I understand there are employers who don't care about cover letters, but I expect the candidate to do some of the work for me there. Rather than me combing through the resume looking for the bits relevant to me, the competent applicant highlights the aspects of their resume that are most relevant to the job, showing how they match each job requirement. The really savvy applicant matches the tone of the letter to that of the ad, brings in more information that shows they know the company, and persuades me they want this job especially.  A cover letter applying for a job that doesn't match mine tells me the applicant doesn't want the job I'm hiring for.

  • waste any time applying
The first resume into my inbox got an interview. The person did also meet all the criteria, with a fantastic cover letter, so it's possible they would have got the interview anyway. But after three days I had so many applications that I took down the ad and a day or so later started filtering subsequent applications into a Late folder that I'm not sure I've ever opened. This is totally unfair, as I did not put an application deadline on the ad, but I can only look at so many resumes. While many of the points above are somewhat mocking, this one is just a reality of today's pilot job market. 

Not all employers are going to agree with all of these, so if you hire pilots and like what I hate, feel free to say so in the comments. I started off this post blowing off steam, but there are so many really good candidates out there, I don't want them to blow a chance with a poor first impression.
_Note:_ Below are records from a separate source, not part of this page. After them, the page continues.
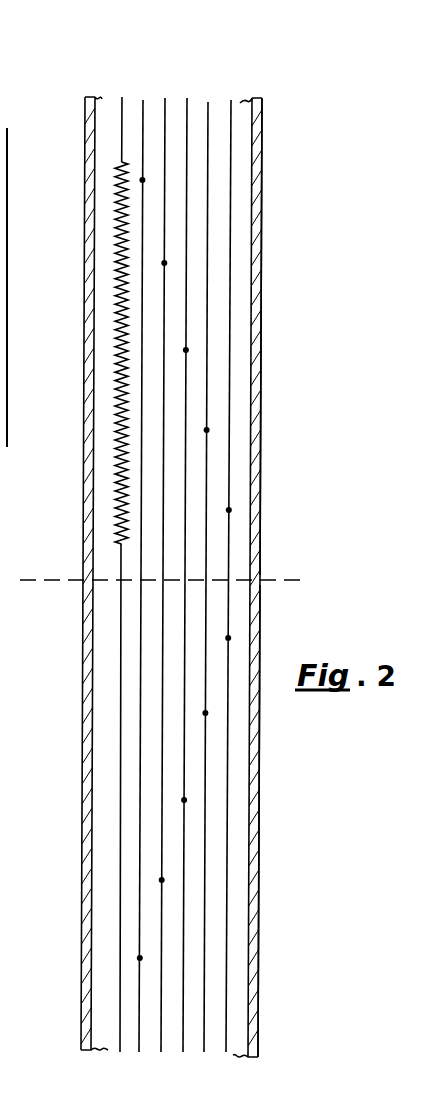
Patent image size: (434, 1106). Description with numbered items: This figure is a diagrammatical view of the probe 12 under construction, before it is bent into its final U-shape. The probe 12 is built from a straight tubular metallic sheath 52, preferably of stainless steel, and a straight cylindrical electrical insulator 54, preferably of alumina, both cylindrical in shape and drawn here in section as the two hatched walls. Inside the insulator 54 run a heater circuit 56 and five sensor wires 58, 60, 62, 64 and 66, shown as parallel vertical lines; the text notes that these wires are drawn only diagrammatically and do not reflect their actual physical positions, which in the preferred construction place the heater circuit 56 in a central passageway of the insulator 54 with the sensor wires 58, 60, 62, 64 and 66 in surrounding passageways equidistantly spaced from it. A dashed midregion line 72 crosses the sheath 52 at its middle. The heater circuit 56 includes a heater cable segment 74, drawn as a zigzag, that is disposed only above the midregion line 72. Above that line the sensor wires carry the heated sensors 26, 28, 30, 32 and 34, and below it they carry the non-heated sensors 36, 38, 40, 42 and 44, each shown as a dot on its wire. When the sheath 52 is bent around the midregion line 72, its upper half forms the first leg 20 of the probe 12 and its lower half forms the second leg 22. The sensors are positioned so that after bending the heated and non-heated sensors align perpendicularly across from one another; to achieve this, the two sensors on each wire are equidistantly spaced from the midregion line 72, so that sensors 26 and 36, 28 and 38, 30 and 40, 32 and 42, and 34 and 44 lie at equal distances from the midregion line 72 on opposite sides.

The probe 12 is at (208, 43).
The first leg 20 is at (261, 313).
The second leg 22 is at (258, 842).
The heated sensor 26 is at (142, 180).
The heated sensor 28 is at (162, 263).
The heated sensor 30 is at (185, 350).
The heated sensor 32 is at (207, 430).
The heated sensor 34 is at (228, 510).
The non-heated sensor 36 is at (140, 958).
The non-heated sensor 38 is at (162, 880).
The non-heated sensor 40 is at (185, 800).
The non-heated sensor 42 is at (204, 713).
The non-heated sensor 44 is at (227, 638).
The tubular metallic sheath 52 is at (262, 133).
The cylindrical electrical insulator 54 is at (242, 156).
The heater circuit 56 is at (122, 106).
The sensor wire 58 is at (143, 105).
The sensor wire 60 is at (165, 108).
The sensor wire 62 is at (187, 105).
The sensor wire 64 is at (209, 107).
The sensor wire 66 is at (232, 104).
The midregion line 72 is at (278, 578).
The heater cable segment 74 is at (118, 243).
Good luck out there. I might follow up with some strategies I saw on winning resumes and cover letter, or what made us think yes and no during interviews.
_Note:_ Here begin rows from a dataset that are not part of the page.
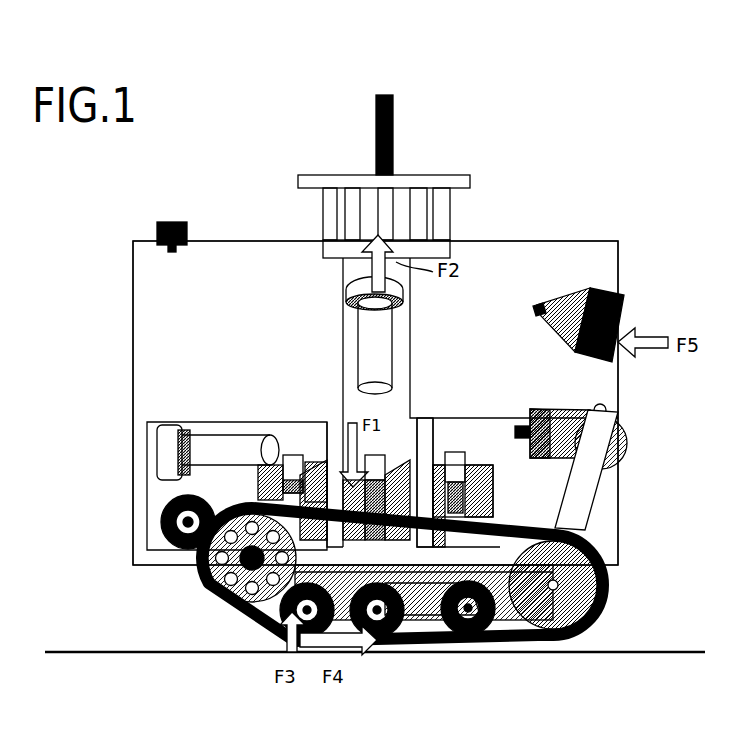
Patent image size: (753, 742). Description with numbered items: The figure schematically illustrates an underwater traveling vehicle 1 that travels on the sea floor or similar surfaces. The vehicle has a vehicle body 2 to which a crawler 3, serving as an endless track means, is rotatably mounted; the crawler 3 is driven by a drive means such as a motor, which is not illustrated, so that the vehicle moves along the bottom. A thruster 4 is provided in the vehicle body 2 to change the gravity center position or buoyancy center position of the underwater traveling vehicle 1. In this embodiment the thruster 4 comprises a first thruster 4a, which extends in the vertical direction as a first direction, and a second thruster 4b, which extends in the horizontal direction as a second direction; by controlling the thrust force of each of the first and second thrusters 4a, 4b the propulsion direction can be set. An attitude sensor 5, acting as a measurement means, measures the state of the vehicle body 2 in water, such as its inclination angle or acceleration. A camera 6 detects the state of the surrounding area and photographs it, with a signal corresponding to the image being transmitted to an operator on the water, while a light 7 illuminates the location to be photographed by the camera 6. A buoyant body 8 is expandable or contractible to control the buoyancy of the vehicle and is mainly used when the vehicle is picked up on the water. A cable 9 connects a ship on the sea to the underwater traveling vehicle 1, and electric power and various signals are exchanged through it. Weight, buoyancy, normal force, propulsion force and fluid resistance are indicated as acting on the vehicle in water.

The underwater traveling vehicle 1 is at (499, 115).
The vehicle body 2 is at (572, 496).
The crawler 3 is at (605, 563).
The thruster 4 is at (280, 378).
The first thruster 4a is at (370, 343).
The second thruster 4b is at (232, 438).
The attitude sensor 5 is at (480, 432).
The camera 6 is at (622, 433).
The light 7 is at (615, 296).
The buoyant body 8 is at (221, 254).
The cable 9 is at (393, 122).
Tuesday, December 08, 2020

EFB Forever

Nav Canada has just discontinued the issuance of paper approach plates, the little diagrams telling pilots the safe and legal way to arrive at runways in bad weather. They used to come out every 56 days, but the last ones expired about a month ago. You may recall -- if you have a really good memory -- previous posts I have made comparing the utility and reliability of paper and electronic charts. My opinion on this matters no more. Every operator in Canada must convert to an electronic form. I have been wondering every fifty-six days since I started this process how many operators neglected to read the little yellow insert in the Nav Canada publications box warning us of the end, and who are only this month finding out that they have to convert. And no, Transport Canada doesn't let us just pick up an iPad and go. The company operations manual has to give painful detail on how the hardware and software will be administered. My manuals aren't quite as interesting as my blog posts, although these days they are issued far more frequently.

This sentence from my Company Operations Manual perhaps gives you a tiny taste.

While the EFB cannot mimic the ability of paper charts and books to serve as tinder in a remote survival situation, its battery can instead provide ignition for locally sourced kindling.

The section on RNAV operations also contains the phrase "pilots shall not blindly follow the magic pink line" which I put in as a placeholder while writing the manual, but I got busy flying and someone else finished it up, apparently not being able to tell the difference between me putting down random thoughts while thinking of what to write, and me actually writing. Not that surprising, really.